Barbara Uduwerella ist die Tante von Mirco Sch. Den Prozess gegen dessen Peiniger hat sie damals genau beobachtet. Die Täter hätten Schuld an Mircos Selbstmord, "aber ich habe keine Hassgefühle", sagte sie nach der Urteilsverkündung. Befragt man sie heute zu Amor S. und seiner kriminellen Karriere, antwortet sie: "In Neuwiedenthal hat sich nichts geändert. Erst hat man Geld reingepumpt, dann alles wieder gestrichen." Die meisten Jugendlichen verbrächten ihre Zeit auf der Straße. Und Amor S.? "Den haben sie drei Jahre weggesperrt, dann ohne Resozialisierung entlassen. Seine Bestätigung findet er in der Gruppe, deren Mitglieder zu ihm aufschauen", sagt Uduwerella, die selbst Sozialarbeiterin ist.

Niemand weiß, ob sich vor 13 Jahren alle Gang-Opfer bei der Polizei meldeten. Schließlich hatte auch Mirco Sch. geschwiegen - bis er es nicht mehr aushielt.: Was er durchlitten hatte, schrieb er in einem Abschiedsbrief an seine Eltern auf. "Ich nehme Abschied von dieser bösen Welt", hieß es darin. Er wisse nicht mehr weiter, er werde monatlich um Geld erpresst. An dem Tag, an dem er sich vor den Zug warf, sollte der 17-Jährige der "Stubbenhof-Gang" - benannt nach der Straße, um die herum die Gruppe ihr Unwesen treibt - 750 Mark geben.

Nach dem Freitod seines Sohnes ging Mircos Vater mit dem Brief zur Polizei und beendete damit die Gewaltherrschaft der "Stubbenhofer". In einem Großeinsatz durchkämmte die die Hochhaussiedlung entlang der S-Bahn-Strecke, vernahm 20 Jugendliche, die sie auf die Spur der Gang führten. Eine Woche später wurden Nunan K., 20, Cihan Y., 17, Ali A. ,16, Yasar U., 17, Kenan K., 18, Manuel K., 16, und Amors jüngerer Bruder, Sadok S., 17, festgenommen.

Während des Prozesses offenbarte sich die ganze Härte des Bandensystems: Zwischen 1994 und 1997 terrorisierte die Jugendgang Gleichaltrige mit Messergewalt, Schlägen und Drohungen. Insbesondere auf Mirco hatten sie es immer wieder abgesehen, weil er als Auszubildender ein regelmäßiges Gehalt bezog.

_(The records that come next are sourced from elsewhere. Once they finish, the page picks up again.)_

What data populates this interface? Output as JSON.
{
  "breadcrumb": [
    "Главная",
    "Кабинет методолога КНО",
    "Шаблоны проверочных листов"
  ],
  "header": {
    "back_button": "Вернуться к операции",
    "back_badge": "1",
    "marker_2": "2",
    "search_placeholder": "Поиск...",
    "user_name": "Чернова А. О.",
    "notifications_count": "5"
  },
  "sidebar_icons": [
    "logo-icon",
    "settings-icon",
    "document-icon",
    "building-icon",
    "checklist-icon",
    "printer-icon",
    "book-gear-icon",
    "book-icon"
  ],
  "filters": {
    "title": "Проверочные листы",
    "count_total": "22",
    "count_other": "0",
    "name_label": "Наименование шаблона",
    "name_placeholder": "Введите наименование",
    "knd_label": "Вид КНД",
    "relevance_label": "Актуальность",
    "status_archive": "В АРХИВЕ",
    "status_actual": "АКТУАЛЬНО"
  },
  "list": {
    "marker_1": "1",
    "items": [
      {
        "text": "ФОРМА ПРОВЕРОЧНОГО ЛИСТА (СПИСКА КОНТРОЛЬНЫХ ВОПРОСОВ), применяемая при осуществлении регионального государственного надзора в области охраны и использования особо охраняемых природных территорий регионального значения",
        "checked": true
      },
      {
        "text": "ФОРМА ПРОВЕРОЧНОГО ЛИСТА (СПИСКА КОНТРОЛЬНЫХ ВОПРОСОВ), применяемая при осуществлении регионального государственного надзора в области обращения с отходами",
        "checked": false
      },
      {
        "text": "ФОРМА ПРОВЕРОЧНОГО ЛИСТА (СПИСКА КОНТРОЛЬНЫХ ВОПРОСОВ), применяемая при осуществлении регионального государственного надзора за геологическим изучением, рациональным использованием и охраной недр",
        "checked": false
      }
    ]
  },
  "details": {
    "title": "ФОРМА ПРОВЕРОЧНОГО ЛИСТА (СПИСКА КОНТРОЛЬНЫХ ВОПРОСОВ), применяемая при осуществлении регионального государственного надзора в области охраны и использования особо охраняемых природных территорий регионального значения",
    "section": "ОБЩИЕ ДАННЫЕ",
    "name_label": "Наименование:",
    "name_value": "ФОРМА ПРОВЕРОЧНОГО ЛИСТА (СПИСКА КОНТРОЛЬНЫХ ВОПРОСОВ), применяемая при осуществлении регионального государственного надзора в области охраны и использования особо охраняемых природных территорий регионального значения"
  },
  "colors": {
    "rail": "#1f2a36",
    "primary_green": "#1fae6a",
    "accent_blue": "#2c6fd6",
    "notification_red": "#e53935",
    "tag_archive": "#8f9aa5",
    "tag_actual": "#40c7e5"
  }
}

Den Großteil seines Einkommens presste ihm die Gang wieder ab. Mal lauerten sie ihm in der Wohnung einer Bekannten auf. Mal zwangen sie ihn, am Bankautomaten Geld von seinem Konto zu ziehen. Bis zu 8000 Mark soll er Amor S. und dessen Freunden übergeben haben.

Neun Monate nach Mircos Tod, Ende Oktober 1997, wurden die Urteile verkündet. Amor S. wurde zu dreieinhalb Jahren Haft, sein Bruder Sadok zu zwei Jahren und drei Monaten verurteilt. Zwei 17- und 19-Jährige erhielten je acht Monate auf Bewährung. Ein 20-Jähriger, der auch einen Raub begangen hatte, wurde zu einem Jahr auf Bewährung verurteilt. Bei zwei weiteren 17-Jährigen wurde das Verfahren gegen eine Geldbuße eingestellt.

Günter Bertram sprach damals als Vorsitzender Richter die Urteile: "Wir haben damals ganz bewusst eine deutliche Strafe verhängt", sagt er heute. Nur knapp seien er und seine Kollegen unter dem Antrag der Staatsanwaltschaft geblieben, so Bertram, der 1998 in Pension ging. "Uns hat diese schreckliche Geschichte tief beeindruckt."

Traurig stimme ihn der Bericht über Amors erneute Brutalität "Es passiert immer wieder, dass Jugendliche nach Absitzen der Strafe wieder in ihre alte Rolle schlüpfen." Dieser Fall sei zudem ein Beispiel dafür, dass Integration bis heute vielfach nicht funktioniere. "Es muss dafür noch viel getan werden."